GNOME Bugzilla – Bug 105488
missing plugins should be automatically downloaded/installed
Last modified: 2004-12-22 21:47:04 UTC
When you try to open a file and gstreamer misses the plugin to load it, it should warn the user about the missing plugin(s) and ask whether he wants to download/install them automatically. This would make it easier to play DivX and MP3 files on systems like RedHat which don't provide those plugins for legal reasons. It would also help people read videos without having to install zillions of plugins themselves.
In order to do this, we have to decide how to provide these plugins. Auto-downloading installable packages is almost certainly impossible, due to both lack of any kind of shared API to which we can connect (ahem, anyone?), and the ability to build for all the various distros. I have thought about providing per-user downloads (i.e. downloads into $HOME/.gst/plugins), if we can deal with issues such as dependencies. Things like DivX will be a major hassle because the libs ATM are highly unstable and very *very* distro-specific. Also, this isn't the job of the GStreamer core at all, this must be done by an external application/library. Any smarts as to dealing with particular distros should be located there. On a Debian system it could su and apt-get install the relevant plugins and libraries where possible. Other distros would be harder.
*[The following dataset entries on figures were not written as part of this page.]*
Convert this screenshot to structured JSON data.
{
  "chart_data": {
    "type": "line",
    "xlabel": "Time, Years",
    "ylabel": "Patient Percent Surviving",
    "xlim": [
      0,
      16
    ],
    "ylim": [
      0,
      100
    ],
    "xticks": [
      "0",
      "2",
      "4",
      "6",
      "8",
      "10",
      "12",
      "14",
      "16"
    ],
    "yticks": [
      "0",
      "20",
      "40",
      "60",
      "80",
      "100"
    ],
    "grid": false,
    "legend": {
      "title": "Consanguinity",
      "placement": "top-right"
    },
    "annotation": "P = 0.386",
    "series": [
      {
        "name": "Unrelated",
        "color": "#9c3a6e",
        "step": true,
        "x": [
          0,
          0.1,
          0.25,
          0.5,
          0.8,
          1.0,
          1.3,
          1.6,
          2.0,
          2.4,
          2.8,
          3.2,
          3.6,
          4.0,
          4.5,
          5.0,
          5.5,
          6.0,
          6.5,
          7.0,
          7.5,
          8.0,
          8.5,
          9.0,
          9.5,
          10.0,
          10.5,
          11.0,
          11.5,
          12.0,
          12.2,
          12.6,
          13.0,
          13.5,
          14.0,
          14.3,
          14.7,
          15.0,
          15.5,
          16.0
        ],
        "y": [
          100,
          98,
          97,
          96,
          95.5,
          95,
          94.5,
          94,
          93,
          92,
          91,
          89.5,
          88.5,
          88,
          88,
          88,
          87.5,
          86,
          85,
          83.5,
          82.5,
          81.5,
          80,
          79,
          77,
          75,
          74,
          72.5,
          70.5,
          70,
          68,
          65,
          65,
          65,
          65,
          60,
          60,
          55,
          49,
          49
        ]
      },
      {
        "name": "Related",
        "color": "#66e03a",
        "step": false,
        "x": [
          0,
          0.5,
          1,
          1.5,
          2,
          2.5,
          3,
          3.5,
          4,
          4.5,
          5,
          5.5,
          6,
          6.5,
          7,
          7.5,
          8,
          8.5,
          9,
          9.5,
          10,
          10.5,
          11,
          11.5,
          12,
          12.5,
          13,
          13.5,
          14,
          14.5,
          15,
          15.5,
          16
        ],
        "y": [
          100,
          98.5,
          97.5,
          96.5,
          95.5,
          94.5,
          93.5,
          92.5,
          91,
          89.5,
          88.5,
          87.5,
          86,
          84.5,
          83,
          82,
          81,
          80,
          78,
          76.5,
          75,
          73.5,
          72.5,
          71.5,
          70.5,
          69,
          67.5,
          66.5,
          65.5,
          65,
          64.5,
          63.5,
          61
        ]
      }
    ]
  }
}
Excuse me for my ignorance but aren't gstreamer plugins like Mozilla plugins ? I mean a single .so file ? If it's the case, I think it could be rather easy to install them in user-land (without root access) or for the whole system (using su). And as for Mozilla plugins, I don't think there would be big troubles between different distributions, the only problem being between different architectures. But I might as well completely miss something :) If, on the contrary, plugins need to install a bunch of files, setup things etc..., I think the problem could only be resolved by: - adding apt4rpm to gstreamer's RPM dependencies (for non-debian distros) - setting up apt repositories for the plugins (PLF.org, freshrpms.net and some Debian repositories...) - using apt-get to retrieve the pluing and its dependencies. If all that isn't possible for any reason, then of course distributions should take care of that themselves (especially Red Hat which doesn't provide MP3 support, which can be very misleading for new users IMO).
We talked about this at FOSDEM, Julien (Dolphy) offered to host a GStreamer plugin repository on their company servers. We just need to implement a network registry first. As a sidenote, I noticed that NMM claims to have a network registry so maybe we can use their design if it is sane.
This is an interesting idea, but we need someone that is interested in implementing it. Personally, I don't see this as much of an issue. It may become more of a problem in the future, in which case this bug can be reopened. Currently, however, I think this is a solution looking for a problem.